Web Application Outage and Email Processing Delays
Incident Report for Vero
Postmortem

Between 18:30 and 19:20 UTC today, Vero's web application was unavailable.

Whilst our API remained fully operational during this period, we also experienced delays processing Newsletters and all automated campaigns.

One of our service providers was conducting known, scheduled maintenance to one of our production data stores, responsible for managing company authentication, amongst other things. This maintenance followed a pattern of maintenance that has occurred before and we anticipated no key risks with the maintenance.

After the maintenance was complete, our application could not get a connection to our primary, or replica, data stores hosted at this provider. Our Operations Team intervened immediately but was not able to find a stable solution until 19:20.

At this time, Vero's web application began operating as normal and we processed the backlog of campaigns that had built up. Full realtime processing was restored by 19:40 UTC.

As a result of this issue, we will be conducting a review of our alerting and rollover procedures, and consider ways in which we might leverage alternative service providers to increase redundancy for this particular infrastructure component.

We want to confirm that no data was lost and, ultimately, all emails were processed.

If you have any questions, please let us know via email at support@getvero.com. Many thanks.

Posted Sep 18, 2018 - 15:28 AEST

Resolved
We were able to work through the backlog very quickly and can now confirm that both API and email processing is real time. We want to clarify that no API calls were lost at all during this outage but processing was delayed.

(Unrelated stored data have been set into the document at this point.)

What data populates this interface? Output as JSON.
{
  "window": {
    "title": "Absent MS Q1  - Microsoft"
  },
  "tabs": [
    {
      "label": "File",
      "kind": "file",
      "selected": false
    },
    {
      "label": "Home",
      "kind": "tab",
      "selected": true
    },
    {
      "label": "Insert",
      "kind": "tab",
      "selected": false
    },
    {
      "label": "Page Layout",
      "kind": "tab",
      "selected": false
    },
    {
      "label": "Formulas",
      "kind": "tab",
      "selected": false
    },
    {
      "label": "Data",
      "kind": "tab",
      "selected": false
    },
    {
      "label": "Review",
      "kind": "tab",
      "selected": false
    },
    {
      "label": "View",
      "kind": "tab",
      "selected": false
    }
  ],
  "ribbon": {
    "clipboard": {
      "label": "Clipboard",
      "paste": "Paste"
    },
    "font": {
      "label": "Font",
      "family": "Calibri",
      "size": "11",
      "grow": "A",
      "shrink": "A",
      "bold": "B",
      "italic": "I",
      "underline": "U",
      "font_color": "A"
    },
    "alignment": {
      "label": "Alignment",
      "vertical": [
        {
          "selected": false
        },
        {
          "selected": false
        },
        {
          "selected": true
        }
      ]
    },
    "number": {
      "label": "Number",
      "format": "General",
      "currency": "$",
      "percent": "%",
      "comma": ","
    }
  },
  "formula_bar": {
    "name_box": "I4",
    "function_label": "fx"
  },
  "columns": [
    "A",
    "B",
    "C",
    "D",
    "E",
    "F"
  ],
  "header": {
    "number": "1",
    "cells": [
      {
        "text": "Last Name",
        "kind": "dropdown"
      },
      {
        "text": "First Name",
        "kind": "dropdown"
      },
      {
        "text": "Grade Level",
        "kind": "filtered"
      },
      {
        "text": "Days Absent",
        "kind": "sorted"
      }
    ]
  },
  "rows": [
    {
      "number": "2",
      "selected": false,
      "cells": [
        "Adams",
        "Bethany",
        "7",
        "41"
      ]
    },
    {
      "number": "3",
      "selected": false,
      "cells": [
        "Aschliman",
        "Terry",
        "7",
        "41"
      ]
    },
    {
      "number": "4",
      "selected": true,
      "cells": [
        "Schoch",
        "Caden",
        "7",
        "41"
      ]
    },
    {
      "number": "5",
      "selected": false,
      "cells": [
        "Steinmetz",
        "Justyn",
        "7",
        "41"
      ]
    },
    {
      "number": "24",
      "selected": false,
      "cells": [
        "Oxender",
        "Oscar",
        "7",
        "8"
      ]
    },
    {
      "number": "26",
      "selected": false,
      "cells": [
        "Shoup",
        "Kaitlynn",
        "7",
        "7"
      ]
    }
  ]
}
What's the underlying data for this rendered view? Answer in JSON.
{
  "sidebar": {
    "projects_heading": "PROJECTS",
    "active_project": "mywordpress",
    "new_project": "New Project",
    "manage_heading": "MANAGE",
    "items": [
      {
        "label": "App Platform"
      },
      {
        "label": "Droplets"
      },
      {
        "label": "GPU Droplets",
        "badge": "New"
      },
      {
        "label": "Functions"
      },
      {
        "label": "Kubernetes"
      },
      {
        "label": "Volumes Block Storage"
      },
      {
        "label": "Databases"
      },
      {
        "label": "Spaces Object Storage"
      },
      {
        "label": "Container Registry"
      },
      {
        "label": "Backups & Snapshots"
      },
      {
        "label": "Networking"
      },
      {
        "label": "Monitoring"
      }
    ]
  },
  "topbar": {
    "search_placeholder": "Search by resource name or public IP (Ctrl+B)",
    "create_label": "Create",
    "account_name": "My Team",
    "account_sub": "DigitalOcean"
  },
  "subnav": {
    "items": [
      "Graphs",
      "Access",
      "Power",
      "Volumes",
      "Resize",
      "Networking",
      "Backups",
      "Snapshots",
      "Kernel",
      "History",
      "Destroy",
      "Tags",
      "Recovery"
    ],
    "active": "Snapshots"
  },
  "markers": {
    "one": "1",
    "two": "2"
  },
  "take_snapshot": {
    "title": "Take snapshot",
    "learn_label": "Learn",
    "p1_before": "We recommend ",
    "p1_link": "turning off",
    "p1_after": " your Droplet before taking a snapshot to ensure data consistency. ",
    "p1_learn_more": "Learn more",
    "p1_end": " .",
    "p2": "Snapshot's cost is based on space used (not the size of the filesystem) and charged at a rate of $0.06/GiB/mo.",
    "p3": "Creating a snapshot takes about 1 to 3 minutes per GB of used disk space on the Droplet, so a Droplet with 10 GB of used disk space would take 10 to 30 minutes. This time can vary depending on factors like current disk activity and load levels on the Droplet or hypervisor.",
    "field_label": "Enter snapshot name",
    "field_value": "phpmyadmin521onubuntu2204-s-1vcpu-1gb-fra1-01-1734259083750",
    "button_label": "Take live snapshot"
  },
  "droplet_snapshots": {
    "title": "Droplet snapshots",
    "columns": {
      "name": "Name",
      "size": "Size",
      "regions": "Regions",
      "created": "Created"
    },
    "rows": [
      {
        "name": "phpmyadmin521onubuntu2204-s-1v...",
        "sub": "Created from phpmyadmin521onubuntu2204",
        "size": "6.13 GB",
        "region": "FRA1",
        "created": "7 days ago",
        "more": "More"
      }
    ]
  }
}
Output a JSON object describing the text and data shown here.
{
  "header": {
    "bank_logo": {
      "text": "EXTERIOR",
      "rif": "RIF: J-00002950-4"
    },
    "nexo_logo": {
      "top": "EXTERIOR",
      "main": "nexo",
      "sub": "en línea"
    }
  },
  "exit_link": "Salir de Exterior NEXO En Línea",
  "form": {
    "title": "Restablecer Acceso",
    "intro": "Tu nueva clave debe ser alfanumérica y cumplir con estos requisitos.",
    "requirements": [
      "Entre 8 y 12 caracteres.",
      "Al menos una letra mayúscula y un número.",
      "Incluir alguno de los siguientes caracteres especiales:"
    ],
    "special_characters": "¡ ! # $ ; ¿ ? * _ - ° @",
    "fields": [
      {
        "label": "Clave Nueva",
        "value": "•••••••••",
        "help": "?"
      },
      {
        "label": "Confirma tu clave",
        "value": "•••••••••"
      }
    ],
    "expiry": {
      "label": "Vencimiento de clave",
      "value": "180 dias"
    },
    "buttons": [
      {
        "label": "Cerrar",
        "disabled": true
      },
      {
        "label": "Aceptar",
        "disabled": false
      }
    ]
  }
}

As mentioned we'll be following up with a more detailed post-mortem once we are able to gather more information from our service provider. Please don't hesitate to email support@getvero.com or message via our #verocommunity Slack channel if you have any questions at all about your account.
Posted Sep 18, 2018 - 05:42 AEST
Monitoring
We can confirm that Vero is now operational again.

We are currently working through the API and email processing backlogs. These should be back to real time in around 20 minutes. We can also confirm that no API calls were lost during this time.

This failure was a result of an error in response to routine maintenance on the hardware behind one of our primary data stores by a service provider.

We are confident there will be no lingering issues and we will provide a post mortem once we have collected some further information.

Sorry for the inconvenience caused. If you have any questions at all, please email us via support@getvero.com.
Posted Sep 18, 2018 - 05:23 AEST
Update
We are continuing to investigate this issue.
Posted Sep 18, 2018 - 04:50 AEST
Investigating
We are currently experiencing a major outage affecting all available services and are investigating the root cause with urgency. We will be posting further updates as soon as we have more information. Please email support@getvero.com if you have any questions regarding your account and apologies for the inconvenience.
Posted Sep 18, 2018 - 04:47 AEST
This incident affected: Vero Cloud: Ingestion API, Vero Cloud: Newsletter processing, Vero Cloud: Segment calculation, Vero Cloud: Reports data availability (Reports data availability (Vero default and Mailgun integrations)), Vero Cloud: Automated email processing (Transactional emails, Behavioral emails), and Vero Cloud: UI (Logs page activity, CSV Imports and Exports).